Anil Agarwal has blueprinted a Rs 1.54 lakh crore game plan to become India's first chips and glass display maker. It may be unchartered waters, but Agarwal seems geared up and ready for the challenge
A recent report by Counterpoint Research and the India Electronics & Semiconductor Association says the Indian semiconductor market to be worth $64 billion by 2026; in 2019, that figure stood at $22.7 billion.
Another report by Deloitte is almost as bullish, and pegs the market at $55 billion in three years. Three industries are expected to account for more than 60 percent of that market: Smartphones and wearables, automotive components, and computing and data storage. What is more, semiconductor and chip technology will be in high demand between 2025 and 2028; that’s when private deployment 5G networks are expected to take off.

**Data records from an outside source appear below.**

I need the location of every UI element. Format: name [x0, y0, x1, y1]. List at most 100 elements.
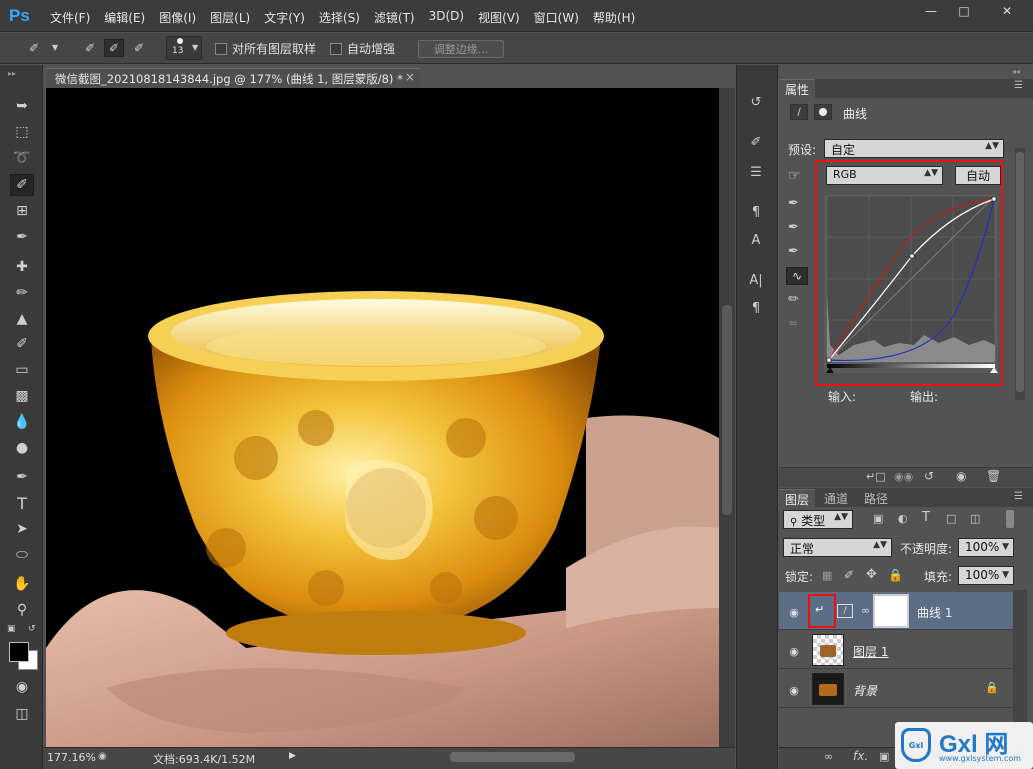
close-button[interactable]: ✕ [984, 2, 1030, 20]
sample-all-layers-checkbox[interactable] [215, 43, 227, 55]
crop-tool-icon[interactable]: ⊞ [10, 200, 34, 222]
delete-icon[interactable]: 🗑 [986, 469, 1001, 483]
lock-all-icon[interactable]: 🔒 [888, 568, 903, 582]
blur-tool-icon[interactable]: 💧 [10, 411, 34, 433]
white-point-eyedropper-icon[interactable]: ✒ [788, 244, 799, 259]
close-tab-icon[interactable]: × [405, 70, 415, 84]
tab-channels[interactable]: 通道 [818, 489, 854, 507]
history-panel-icon[interactable]: ↺ [745, 92, 767, 112]
screen-mode-icon[interactable]: ◫ [10, 703, 34, 725]
refine-edge-button[interactable]: 调整边缘... [418, 40, 504, 58]
marquee-tool-icon[interactable]: ⬚ [10, 121, 34, 143]
filter-smart-object-icon[interactable]: ◫ [970, 512, 980, 525]
type-tool-icon[interactable]: T [10, 492, 34, 514]
menu-view[interactable]: 视图(V) [478, 9, 520, 26]
blend-mode-dropdown[interactable]: 正常 ▲▼ [783, 538, 892, 557]
auto-enhance-checkbox[interactable] [330, 43, 342, 55]
menu-help[interactable]: 帮助(H) [593, 9, 635, 26]
quick-selection-tool-icon[interactable]: ✐ [10, 174, 34, 196]
menu-type[interactable]: 文字(Y) [264, 9, 305, 26]
clip-to-layer-icon[interactable]: ↵□ [866, 470, 886, 483]
layer-mask-thumbnail[interactable] [873, 594, 909, 628]
mask-icon[interactable] [814, 104, 832, 120]
ellipse-tool-icon[interactable]: ⬭ [10, 544, 34, 566]
filter-type-icon[interactable]: T [922, 510, 930, 525]
paragraph-styles-icon[interactable]: ¶ [745, 202, 767, 222]
brush-presets-icon[interactable]: ✐ [745, 132, 767, 152]
filter-toggle[interactable] [1006, 510, 1014, 528]
layer-thumbnail[interactable] [812, 634, 844, 666]
menu-filter[interactable]: 滤镜(T) [374, 9, 415, 26]
eye-icon[interactable]: ◉ [786, 604, 802, 620]
tab-layers[interactable]: 图层 [779, 489, 816, 507]
link-icon[interactable]: ∞ [861, 604, 870, 617]
panel-collapse-icon[interactable]: ◂◂ [1012, 67, 1020, 76]
quick-mask-icon[interactable]: ◉ [10, 676, 34, 698]
menu-layer[interactable]: 图层(L) [210, 9, 250, 26]
new-selection-icon[interactable]: ✐ [80, 39, 100, 57]
view-previous-state-icon[interactable]: ◉◉ [894, 470, 913, 483]
on-image-adjust-icon[interactable]: ☞ [788, 168, 801, 184]
healing-brush-tool-icon[interactable]: ✚ [10, 256, 34, 278]
lasso-tool-icon[interactable]: ➰ [10, 147, 34, 169]
lock-transparent-icon[interactable]: ▦ [822, 569, 832, 582]
eye-icon[interactable]: ◉ [786, 643, 802, 659]
layer-name[interactable]: 图层 1 [853, 643, 888, 660]
panel-menu-icon[interactable]: ☰ [1014, 80, 1023, 91]
filter-shape-icon[interactable]: □ [946, 512, 956, 525]
add-to-selection-icon[interactable]: ✐ [104, 39, 124, 57]
zoom-level[interactable]: 177.16% [47, 751, 96, 764]
zoom-tool-icon[interactable]: ⚲ [10, 599, 34, 621]
eyedropper-tool-icon[interactable]: ✒ [10, 226, 34, 248]
opacity-input[interactable]: 100% ▼ [958, 538, 1014, 557]
fill-input[interactable]: 100% ▼ [958, 566, 1014, 585]
filter-pixel-icon[interactable]: ▣ [873, 512, 883, 525]
foreground-color-swatch[interactable] [9, 642, 29, 662]
brush-tool-icon[interactable]: ✏ [10, 282, 34, 304]
quick-select-tool-preset-icon[interactable]: ✐ [24, 39, 44, 57]
menu-image[interactable]: 图像(I) [159, 9, 196, 26]
maximize-button[interactable]: □ [948, 2, 980, 20]
tool-presets-icon[interactable]: ☰ [745, 162, 767, 182]
document-canvas[interactable] [46, 88, 719, 747]
default-colors-icon[interactable]: ▣ [7, 624, 16, 634]
history-brush-tool-icon[interactable]: ✐ [10, 333, 34, 355]
fx-icon[interactable]: fx. [853, 749, 868, 763]
vertical-scroll-thumb[interactable] [722, 305, 732, 515]
character-styles-icon[interactable]: A [745, 230, 767, 250]
smooth-curve-icon[interactable]: ≈ [788, 316, 798, 330]
horizontal-scroll-thumb[interactable] [450, 752, 575, 762]
subtract-selection-icon[interactable]: ✐ [129, 39, 149, 57]
black-point-eyedropper-icon[interactable]: ✒ [788, 196, 799, 211]
pen-tool-icon[interactable]: ✒ [10, 466, 34, 488]
minimize-button[interactable]: — [915, 2, 947, 20]
layer-name[interactable]: 曲线 1 [917, 604, 952, 621]
filter-adjustment-icon[interactable]: ◐ [898, 512, 908, 525]
collapse-icon[interactable]: ▸▸ [8, 69, 16, 78]
eye-icon[interactable]: ◉ [786, 682, 802, 698]
menu-file[interactable]: 文件(F) [50, 9, 90, 26]
preset-dropdown-icon[interactable]: ▼ [52, 43, 58, 52]
preset-dropdown[interactable]: 自定 ▲▼ [824, 139, 1004, 158]
swap-colors-icon[interactable]: ↺ [28, 624, 36, 634]
status-arrow-icon[interactable]: ▶ [289, 751, 296, 761]
dodge-tool-icon[interactable]: ● [10, 437, 34, 459]
draw-curve-icon[interactable]: ✏ [788, 292, 799, 307]
lock-image-icon[interactable]: ✐ [844, 568, 854, 582]
eraser-tool-icon[interactable]: ▭ [10, 359, 34, 381]
paragraph-panel-icon[interactable]: ¶ [745, 298, 767, 318]
visibility-icon[interactable]: ◉ [956, 469, 966, 483]
character-panel-icon[interactable]: A| [745, 270, 767, 290]
layer-name[interactable]: 背景 [853, 682, 877, 699]
clone-stamp-tool-icon[interactable]: ▲ [10, 308, 34, 330]
status-menu-icon[interactable]: ◉ [98, 751, 107, 762]
add-mask-icon[interactable]: ▣ [879, 750, 889, 763]
menu-window[interactable]: 窗口(W) [534, 9, 579, 26]
link-layers-icon[interactable]: ∞ [824, 750, 833, 763]
gradient-tool-icon[interactable]: ▩ [10, 385, 34, 407]
tab-paths[interactable]: 路径 [858, 489, 894, 507]
edit-points-icon[interactable]: ∿ [786, 267, 808, 285]
path-selection-tool-icon[interactable]: ➤ [10, 518, 34, 540]
menu-select[interactable]: 选择(S) [319, 9, 360, 26]
menu-3d[interactable]: 3D(D) [429, 9, 464, 26]
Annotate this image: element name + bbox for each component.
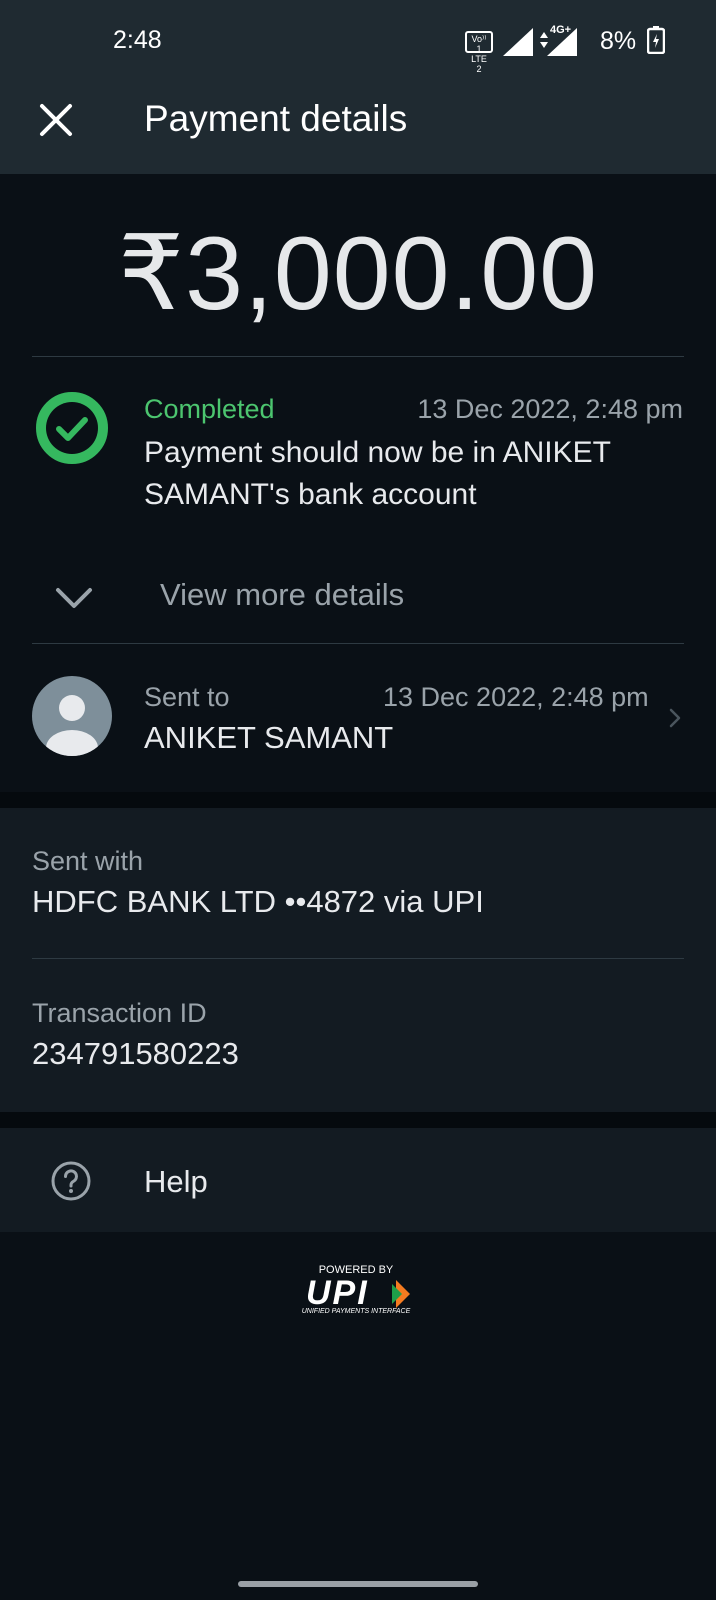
network-type-icon: 4G+: [537, 24, 577, 56]
status-time: 2:48: [113, 26, 162, 54]
section-separator: [0, 1112, 716, 1128]
person-icon: [46, 695, 98, 756]
help-label: Help: [144, 1164, 208, 1199]
sent-with-label: Sent with: [32, 846, 144, 876]
upi-subtitle: UNIFIED PAYMENTS INTERFACE: [301, 1308, 411, 1315]
close-icon[interactable]: [36, 100, 76, 140]
help-circle-icon: [51, 1161, 91, 1201]
payment-timestamp: 13 Dec 2022, 2:48 pm: [417, 394, 683, 424]
volte-line2: LTE 2: [471, 54, 487, 74]
section-separator: [0, 792, 716, 808]
page-title: Payment details: [144, 98, 408, 139]
help-button[interactable]: [0, 1128, 716, 1232]
sent-to-label: Sent to: [144, 682, 230, 712]
transaction-id-value: 234791580223: [32, 1036, 239, 1071]
upi-arrow-icon: [392, 1280, 410, 1308]
battery-label: 8%: [600, 27, 637, 55]
status-icons: Vo⁾⁾ 1 LTE 2 4G+: [465, 24, 577, 74]
transaction-id-label: Transaction ID: [32, 998, 207, 1028]
volte-icon: Vo⁾⁾ 1 LTE 2: [465, 31, 493, 74]
view-more-label: View more details: [160, 577, 405, 612]
divider: [32, 958, 684, 959]
status-badge: Completed: [144, 394, 275, 424]
check-circle-icon: [36, 392, 108, 464]
sent-to-timestamp: 13 Dec 2022, 2:48 pm: [383, 682, 649, 712]
divider: [32, 643, 684, 644]
payment-amount: ₹3,000.00: [118, 216, 598, 332]
battery-icon: [646, 26, 666, 55]
battery-percent: 8%: [600, 26, 666, 56]
volte-line1: Vo⁾⁾ 1: [471, 34, 487, 54]
signal-icon: [503, 28, 533, 56]
status-message: Payment should now be in ANIKET SAMANT's…: [144, 436, 611, 511]
chevron-right-icon: [669, 708, 681, 728]
divider: [32, 356, 684, 357]
recipient-name: ANIKET SAMANT: [144, 720, 394, 755]
home-indicator[interactable]: [238, 1581, 478, 1587]
network-type-label: 4G+: [550, 24, 572, 36]
chevron-down-icon: [56, 588, 92, 608]
view-more-details-button[interactable]: View more details: [48, 568, 468, 624]
sent-with-value: HDFC BANK LTD ••4872 via UPI: [32, 884, 484, 919]
avatar: [32, 676, 112, 756]
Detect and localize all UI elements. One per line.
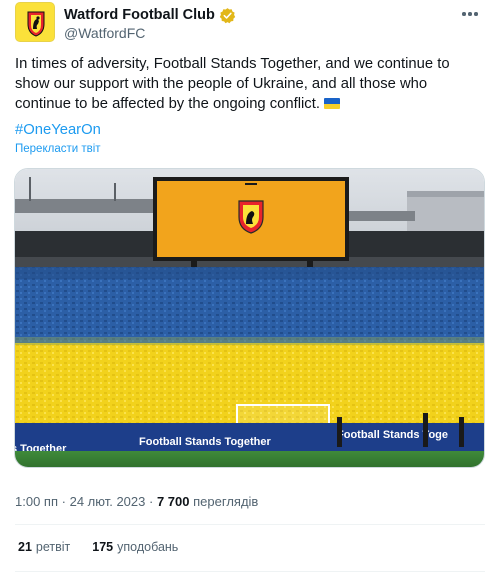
account-name-row[interactable]: Watford Football Club (64, 6, 236, 24)
translate-tweet-link[interactable]: Перекласти твіт (15, 143, 101, 155)
account-name[interactable]: Watford Football Club (64, 7, 215, 23)
tweet-date[interactable]: 24 лют. 2023 (70, 494, 146, 509)
likes-count: 175 (92, 540, 114, 554)
account-handle[interactable]: @WatfordFC (64, 25, 145, 41)
meta-separator: · (61, 494, 66, 509)
divider (15, 524, 485, 525)
tweet-meta: 1:00 пп · 24 лют. 2023 · 7 700 перегляді… (15, 494, 258, 509)
tweet-photo[interactable]: Football Stands Together Football Stands… (14, 168, 485, 468)
ukraine-flag-icon (323, 98, 340, 109)
views-count: 7 700 (156, 494, 190, 509)
more-options-icon[interactable] (458, 4, 482, 24)
hashtag-link[interactable]: #OneYearOn (15, 122, 101, 138)
retweets-count: 21 (18, 540, 32, 554)
tweet-text: In times of adversity, Football Stands T… (15, 54, 485, 114)
avatar[interactable] (15, 2, 55, 42)
tweet-stats: 21 ретвіт 175 уподобань (18, 540, 178, 554)
meta-separator: · (149, 494, 154, 509)
tweet-body: In times of adversity, Football Stands T… (15, 56, 450, 112)
views-label: переглядів (193, 494, 259, 509)
likes-stat[interactable]: 175 уподобань (92, 540, 178, 554)
banner-text-right: Football Stands Toge (337, 429, 448, 441)
retweets-label: ретвіт (35, 540, 71, 554)
likes-label: уподобань (117, 540, 179, 554)
verified-badge-icon (219, 7, 236, 23)
stadium-photo-image: Football Stands Together Football Stands… (15, 169, 484, 467)
retweets-stat[interactable]: 21 ретвіт (18, 540, 70, 554)
tweet-card: Watford Football Club @WatfordFC In time… (0, 0, 496, 573)
tweet-time[interactable]: 1:00 пп (15, 494, 58, 509)
divider (15, 571, 485, 572)
watford-crest-icon (16, 3, 54, 41)
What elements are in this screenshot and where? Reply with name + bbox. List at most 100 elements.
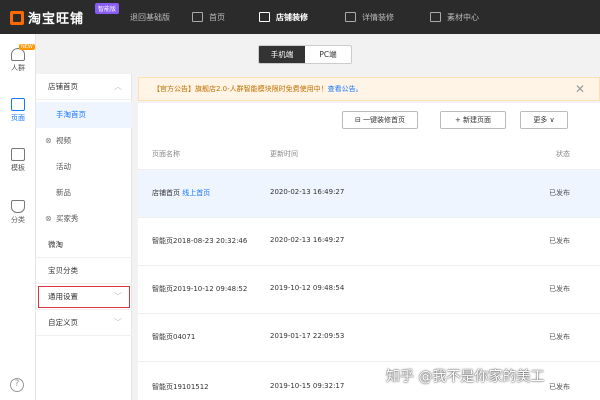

The government is enabling this push by pitching in with half of the new project costs via incentives; that’s excluding outlays for research and development, skill development and training. In end-December, it had earmarked $10 billion as an incentive to companies keen on the semiconductor sector. Five applications—three for chips and two for display—were received till February. Plus, the ongoing production-linked, and design-linked incentive schemes are expected to do their bit.
One industrialist keen to play for big stakes on this front is Anil Agarwal, the chairman of Vedanta Resources. “The future in India now is only for two or three things,” Agarwal tells Manu Balachandran, who has written the cover story on Agarwal’s gambit. “Seventy percent of our imports are between natural resources and electronics. For electronics, the basic raw materials are chips and glass.”
Agarwal has blueprinted a ₹1.54 lakh crore game plan to become India’s first chips and glass display maker. Half of that investment is expected from the central government’s subsidy (to both projects).